Jim Whitehead ejw at soe.ucsc.edu
Thu May 26 17:10:32 PDT 2005


> BTW, Jim, belated congrats. :-)

Thanks!

> This is a fascinating question.  Were they knowingly 
> hypocrites?  I'm not sure. 

The following would suggest "yes, but..."

http://www.geocities.com/Athens/7842/archives/slaves3.htm

"Jefferson fought against slavery all his life.  Even in the
Declaration of Independence, he had inserted in the original draft a
section condemning the slave-trade, but that was deleted by Congress."

So, he knew the practice was wrong, worked to try and defeat it, but in the
end did not take the painful steps necessary to eliminate his participation
in the system (with some paternalistic rationalization for not doing so).
However, he was successful in inserting a kind of memetic time bomb ("we
hold these truths to be self-evident ... all men are created equal") that
did eventually lead to freedom for the slaves (at great cost).

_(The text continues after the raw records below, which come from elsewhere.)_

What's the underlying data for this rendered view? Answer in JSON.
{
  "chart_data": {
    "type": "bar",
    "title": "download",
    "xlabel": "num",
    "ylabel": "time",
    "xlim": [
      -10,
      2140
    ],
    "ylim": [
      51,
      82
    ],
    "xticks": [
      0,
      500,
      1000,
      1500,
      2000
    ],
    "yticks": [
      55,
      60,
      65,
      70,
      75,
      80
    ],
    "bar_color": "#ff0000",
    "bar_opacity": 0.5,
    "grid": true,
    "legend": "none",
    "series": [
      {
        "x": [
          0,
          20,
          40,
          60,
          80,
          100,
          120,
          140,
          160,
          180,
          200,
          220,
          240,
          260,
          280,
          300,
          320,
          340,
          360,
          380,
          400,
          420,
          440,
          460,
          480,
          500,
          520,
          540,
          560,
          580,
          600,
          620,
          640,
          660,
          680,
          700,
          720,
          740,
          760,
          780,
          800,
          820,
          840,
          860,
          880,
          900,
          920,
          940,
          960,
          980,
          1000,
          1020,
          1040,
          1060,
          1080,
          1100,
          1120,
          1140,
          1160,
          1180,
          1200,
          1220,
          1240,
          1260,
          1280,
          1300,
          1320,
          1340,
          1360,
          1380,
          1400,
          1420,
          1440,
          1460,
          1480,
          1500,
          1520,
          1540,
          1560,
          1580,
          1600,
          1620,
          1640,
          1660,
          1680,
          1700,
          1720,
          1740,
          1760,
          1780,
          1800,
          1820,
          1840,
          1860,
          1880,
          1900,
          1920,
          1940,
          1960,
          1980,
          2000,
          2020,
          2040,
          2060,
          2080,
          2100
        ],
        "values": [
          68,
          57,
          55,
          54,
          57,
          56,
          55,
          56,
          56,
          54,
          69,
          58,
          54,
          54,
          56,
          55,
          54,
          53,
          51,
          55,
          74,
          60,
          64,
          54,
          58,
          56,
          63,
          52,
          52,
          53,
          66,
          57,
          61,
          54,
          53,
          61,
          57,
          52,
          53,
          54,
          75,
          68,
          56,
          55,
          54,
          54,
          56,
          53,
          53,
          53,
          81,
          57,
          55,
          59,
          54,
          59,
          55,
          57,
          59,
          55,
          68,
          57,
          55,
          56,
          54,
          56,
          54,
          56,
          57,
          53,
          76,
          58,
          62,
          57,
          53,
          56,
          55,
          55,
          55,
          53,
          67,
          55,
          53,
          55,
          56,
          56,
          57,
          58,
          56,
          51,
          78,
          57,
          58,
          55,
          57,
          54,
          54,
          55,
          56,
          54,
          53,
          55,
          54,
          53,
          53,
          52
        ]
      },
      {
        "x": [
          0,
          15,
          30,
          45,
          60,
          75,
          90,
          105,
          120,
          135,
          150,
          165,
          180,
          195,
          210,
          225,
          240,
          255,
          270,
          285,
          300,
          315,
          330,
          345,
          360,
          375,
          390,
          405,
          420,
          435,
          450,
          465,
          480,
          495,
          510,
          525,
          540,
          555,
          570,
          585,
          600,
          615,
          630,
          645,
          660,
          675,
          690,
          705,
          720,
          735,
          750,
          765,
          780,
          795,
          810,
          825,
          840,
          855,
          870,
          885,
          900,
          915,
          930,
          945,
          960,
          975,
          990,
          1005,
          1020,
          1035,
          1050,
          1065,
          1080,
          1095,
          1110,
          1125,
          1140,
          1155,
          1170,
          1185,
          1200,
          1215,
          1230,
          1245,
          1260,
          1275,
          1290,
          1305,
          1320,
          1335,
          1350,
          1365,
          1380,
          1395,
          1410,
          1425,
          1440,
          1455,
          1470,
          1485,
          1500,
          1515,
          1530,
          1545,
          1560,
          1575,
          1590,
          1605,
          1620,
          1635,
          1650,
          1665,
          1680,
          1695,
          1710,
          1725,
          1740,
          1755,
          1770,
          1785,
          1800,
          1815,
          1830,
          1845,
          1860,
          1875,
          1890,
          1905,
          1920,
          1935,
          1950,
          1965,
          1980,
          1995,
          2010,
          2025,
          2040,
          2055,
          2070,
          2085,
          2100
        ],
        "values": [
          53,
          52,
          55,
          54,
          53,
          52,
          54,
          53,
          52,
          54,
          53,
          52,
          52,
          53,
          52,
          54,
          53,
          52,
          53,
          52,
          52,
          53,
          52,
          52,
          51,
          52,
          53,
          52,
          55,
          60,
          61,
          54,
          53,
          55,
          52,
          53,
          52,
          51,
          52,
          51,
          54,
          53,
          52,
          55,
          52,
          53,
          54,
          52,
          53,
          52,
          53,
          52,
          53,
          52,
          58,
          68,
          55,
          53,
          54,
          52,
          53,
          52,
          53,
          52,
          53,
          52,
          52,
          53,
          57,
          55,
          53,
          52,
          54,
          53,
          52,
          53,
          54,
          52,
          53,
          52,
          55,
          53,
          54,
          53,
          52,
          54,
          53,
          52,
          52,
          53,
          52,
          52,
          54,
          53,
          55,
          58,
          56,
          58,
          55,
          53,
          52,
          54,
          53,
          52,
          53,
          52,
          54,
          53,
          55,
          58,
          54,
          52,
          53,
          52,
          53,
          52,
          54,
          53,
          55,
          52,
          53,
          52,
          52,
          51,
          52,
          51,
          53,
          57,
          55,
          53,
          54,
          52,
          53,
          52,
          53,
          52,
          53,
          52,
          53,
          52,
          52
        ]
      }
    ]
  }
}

Perhaps the same can be thought of the smoking issue. Its not possible to
eliminate workplace risk in all industries, but perhaps it's possible to
eliminate one risk (smoking) in one (restaurants/bars), and create such a
well-known example that it starts raising questions about practices in the
others.

Finally, it's not clear to me that you've shown willing cynicism on the part
of anti-smoking advocates. It seems to me they are genuinely concerned about
the health implications of smoking. They can be accused of being too narrow,
focusing only on smoking to the exclusion of other workplace hazards, but so
can many other activists (say, a PETA member who isn't also as dedicated to
upholding human rights). This is a natural outcome of the focus and
specialization required to achieve anything in modern societies.